Algo parecido sucedió con el sustantivo color, con la diferencia de que hoy en día, por lo menos en la Argentina, nadie duda de que es masculino. En latín, color (voz grave) es de género masculino. El DRAE define color como sustantivo masculino y agrega que es usado también como femenino. El Autoridades lo define como masculino y observa: 'Aunque lo mas proprio y conforme à su origen, es usar este nombre como masculíno, algúnos le usan como femenino'. Vemos, entonces, que en el siglo XVIII estaba dejando de usarse como femenino. Pero tenemos ejemplos más antiguos de ese uso, como en las Coplas a la muerte de su padre, de Jorge Manrique (siglo XV): «Decidme: la hermosura, / la gentil frescura y tez / de la cara, / la color y la blancura, / cuando viene la vejez, / ¿cuál se para?».

Dice el DPD: 'Cuando significa cualidad de los seres por la cual impresionan la retina de modo diferente según cómo reflejen los rayos luminosos y cada uno de los distintos modos en que puede percibirse esta cualidad, es masculino en la lengua general culta: «En otoño, las arboledas van perdiendo el color verde» (Merino Orilla [Esp. 1985]). Su uso en femenino, normal en el español medieval y clásico, es ajeno hoy a la norma culta y debe evitarse. El femenino puede aparecer también en textos literarios, con finalidad arcaizante. Sí es normal su empleo en femenino, en países como Chile o el Ecuador, para designar cierto colorante alimentario: «Se fríe la cebolla con la color, y se añade a las lentejas» (Huneeus Cocina [Chile 1989])'.

¿Velorio o velatorio?

«Mi consulta tiene que ver con la utilización del término velorio, muy repetido luego de la muerte del doctor Raúl Alfonsín y ahora con la trágica muerte de la senadora Judith Forstmann. El DRAE da velorio como sinónimo de velatorio, pero lo asigna especialmente al caso de un niño. Para esta situación, ¿debería haberse utilizado el término velatorio por sobre velorio», pregunta Enzo Campetella.

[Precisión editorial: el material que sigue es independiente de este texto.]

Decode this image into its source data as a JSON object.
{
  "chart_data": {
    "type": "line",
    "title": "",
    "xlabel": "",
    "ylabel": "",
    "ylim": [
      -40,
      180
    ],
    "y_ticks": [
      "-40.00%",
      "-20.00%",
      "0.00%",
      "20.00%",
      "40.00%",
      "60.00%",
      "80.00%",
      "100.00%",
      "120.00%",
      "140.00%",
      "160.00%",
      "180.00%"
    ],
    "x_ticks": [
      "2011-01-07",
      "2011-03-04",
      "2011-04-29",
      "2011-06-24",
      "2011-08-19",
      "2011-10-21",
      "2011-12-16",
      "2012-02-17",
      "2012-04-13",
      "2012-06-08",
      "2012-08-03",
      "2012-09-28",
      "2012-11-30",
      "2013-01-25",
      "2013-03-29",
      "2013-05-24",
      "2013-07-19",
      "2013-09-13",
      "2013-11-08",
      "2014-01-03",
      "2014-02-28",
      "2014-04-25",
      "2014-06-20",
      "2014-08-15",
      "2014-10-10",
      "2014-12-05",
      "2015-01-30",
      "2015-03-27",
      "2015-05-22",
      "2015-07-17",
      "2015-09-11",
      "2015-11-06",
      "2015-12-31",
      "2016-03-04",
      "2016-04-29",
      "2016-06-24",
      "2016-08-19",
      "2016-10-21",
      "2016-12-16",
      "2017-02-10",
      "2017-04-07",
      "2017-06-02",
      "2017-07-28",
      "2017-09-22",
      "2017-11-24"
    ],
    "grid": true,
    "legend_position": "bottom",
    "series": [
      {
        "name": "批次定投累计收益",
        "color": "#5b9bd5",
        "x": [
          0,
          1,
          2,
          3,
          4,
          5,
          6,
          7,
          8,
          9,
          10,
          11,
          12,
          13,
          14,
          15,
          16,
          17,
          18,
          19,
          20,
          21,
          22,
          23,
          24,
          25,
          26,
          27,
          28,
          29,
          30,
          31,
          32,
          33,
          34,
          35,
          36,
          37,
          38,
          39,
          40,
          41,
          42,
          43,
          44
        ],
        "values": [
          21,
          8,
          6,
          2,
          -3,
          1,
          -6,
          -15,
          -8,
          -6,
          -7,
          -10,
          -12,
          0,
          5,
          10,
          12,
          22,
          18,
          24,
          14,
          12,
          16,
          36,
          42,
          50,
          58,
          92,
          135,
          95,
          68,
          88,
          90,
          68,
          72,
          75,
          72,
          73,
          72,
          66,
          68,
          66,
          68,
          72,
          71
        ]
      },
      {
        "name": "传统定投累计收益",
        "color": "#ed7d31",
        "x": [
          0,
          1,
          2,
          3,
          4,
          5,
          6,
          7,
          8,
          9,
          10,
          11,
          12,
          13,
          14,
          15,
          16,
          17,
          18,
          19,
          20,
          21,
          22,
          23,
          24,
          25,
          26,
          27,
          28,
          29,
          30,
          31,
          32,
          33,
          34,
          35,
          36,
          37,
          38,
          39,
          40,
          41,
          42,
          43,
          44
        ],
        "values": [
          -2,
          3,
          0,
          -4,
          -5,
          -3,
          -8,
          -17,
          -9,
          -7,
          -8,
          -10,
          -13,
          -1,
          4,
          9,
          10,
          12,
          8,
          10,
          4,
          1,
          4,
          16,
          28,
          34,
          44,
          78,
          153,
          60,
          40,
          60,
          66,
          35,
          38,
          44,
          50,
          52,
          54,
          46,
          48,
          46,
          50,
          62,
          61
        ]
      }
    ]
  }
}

No necesariamente. El DRAE define velorio como 'velatorio, especialmente para velar a un niño difunto', pero especialmente no significa exclusivamente. Entre nosotros, los dos sustantivos se usan de manera indistinta. Hay, sí, en el interior y en otros países de América del Sur, una ceremonia tradicional llamada velorio del angelito, con rezos y cantos, que se realiza cuando muere un niño pequeño. Antiguamente se bailaba porque se entendía que la muerte de un niño no debía llorarse, ya que, por su inocencia, su alma volaba directamente al cielo.

Con tilde

Escribe María Enriqueta Roland: «De atrevida, escribí un cuento corto para un concurso y ha sido elegido para ser publicado. Al enviarlo, el final decía: "¡Siéntense, la cena ha llegado!". Elevé mi consulta sobre si debía ser acentuada la orden o no. Dijeron que estaba bien con acento. Sigo dudando. ¿Usted qué opina?».

La respuesta que dieron es correcta. El verbo sienten no lleva tilde porque es palabra grave terminada en n, pero al añadirle el pronombre enclítico, queda formada una palabra esdrújula que, como todas las esdrújulas, debe escribirse con tilde. Cuando se agregan pronombres enclíticos, debe considerarse la palabra que queda formada y aplicar las reglas generales de tildación. Así, puede ocurrir que haya que ponerle tilde a un verbo sin tilde o quitársela al que, sin el pronombre enclítico, la lleva.

Un Nobel para Vargas Llosa

«En una nota a propósito de la muerte de Corín Tellado, publicada el sábado 11 en la edición digital, el autor se refiere a Mario Vargas Llosa como «el Nobel de Literatura». Por un momento imaginé que la Academia Sueca había adelantado la entrega del premio para el año 2009 y que, encontrándome de vacaciones aislado de las noticias, me había perdido la novedad. Supongo que el error será corregido», escribe Ezequiel Rodríguez Reimundes.

Es que a veces se habla tanto de la posibilidad de que ocurra una cosa, que uno termina convencido de que realmente ha ocurrido.